At least 250,000 vehicles will drive close to the preserved site of Sydney’s second jet airport at Badgery’s Creek today along the M4 and M7 motorways. They will do so with less inconvenience than anyone driving within 20 kilometres of Sydney’s existing airport. And they will have done something the Sydney media, and most politicians, twist and turn to avoid mentioning in any comments about the impending implosion of infrastructure at the main airport, because the obvious Badgery’s Creek solution equals political suicide.
But then again, so do all of the options, from doing bugger all, to throwing open Richmond and Bankstown to jet flights as Infrastructure Minister Anthony Albanese has signalled as possible answers in his courageous plan to formulate a comprehensive aviation policy for Australia by March next year.
Several important signs of change have occurred. In the space of a few months Albanese has ruled out but then ruled in possible flights to the two suburban airfields. In that same interval Tiger has ordered a lightweight version of the Airbus A319, in a roomy 144 seat version that could actually fly useful distances from either Bankstown or Richmond, which suffer from short runways. And for the first time Qantas, through its executive general manager John Borghetti, referred to an urgent need for a second airport in the Sydney basin.

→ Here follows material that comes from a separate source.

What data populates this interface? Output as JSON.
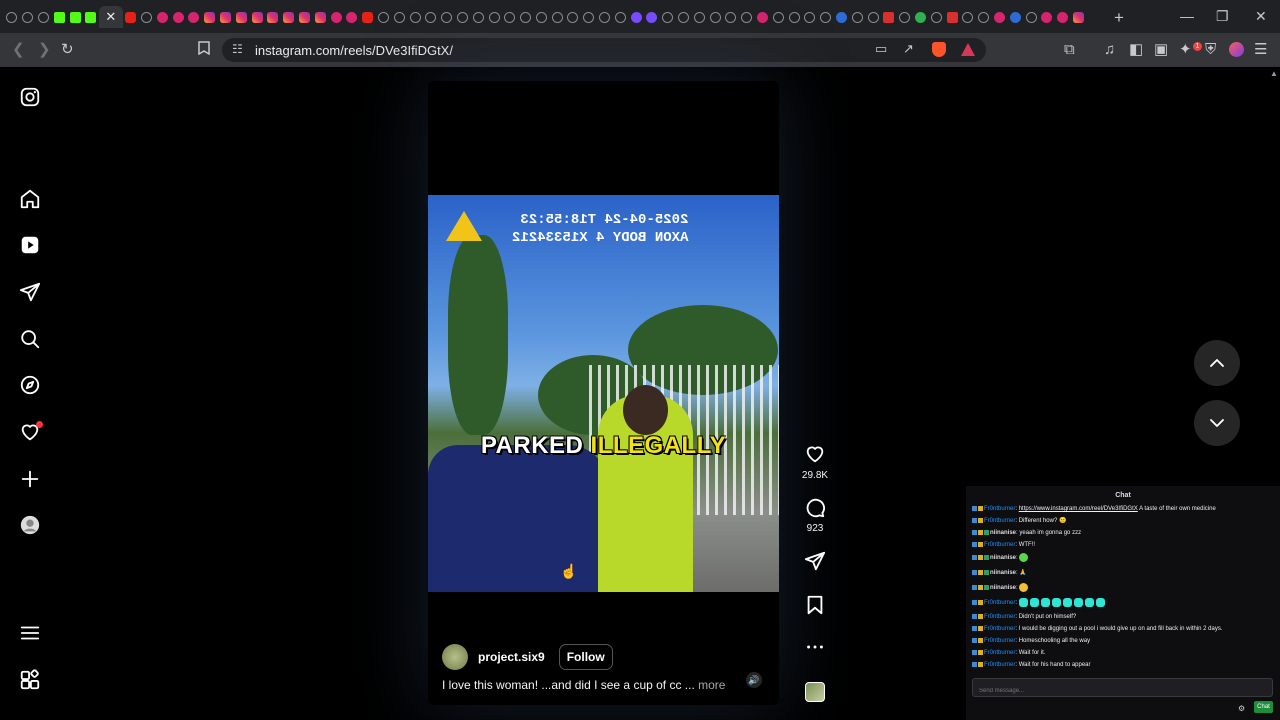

This is a sharp U-turn by Qantas. It has always held to the line that another Sydney Airport is unnecessary. Now it is sending a signal that the existing airport is “stuffed”. Borghetti’s other signal is the phrase “in the Sydney basin” used in his call for action at this week’s aviation infrastructure summit.
Ask any international or domestic airline manager what they think about a second Sydney Airport at Goulburn, or Newcastle, or Alice Springs, and they will point out that even if they were miraculously connected for free with space age maglev railways costing a trillion dollars, no-one flying to Sydney would use them. Air travel is about trip times more than anything else. It isn’t about fighting one’s way to a central rail terminal to then spend a few hours, or half a day in total, getting to an airport in Whoop-whoop.
Without adequate air links Sydney will bleed economic activity to Brisbane and Melbourne, which it is already.
A top level Qantas manager last week told the chief executive of Airbus, Tom Enders, that Sydney Airport is half the land area of any other airport taking a current 30 million passengers a year, and when that reaches a forecast 70 million in less than 20 years it won’t even have room to short term park the dozens of 500 passenger A380s that will be trying to use it each day.
Of course that raises the other political unmentionable in the Sydney Airport saga. All of the space it needs can be found on the southern shore of Botany Bay.
Between now and next March another notion might take root in the rest of Australia; that the solution to all of Sydney’s woeful transport problems is to let it choke on the consequences of 100 years of wilful neglect, rather than bankrupt the country subsidising the solutions.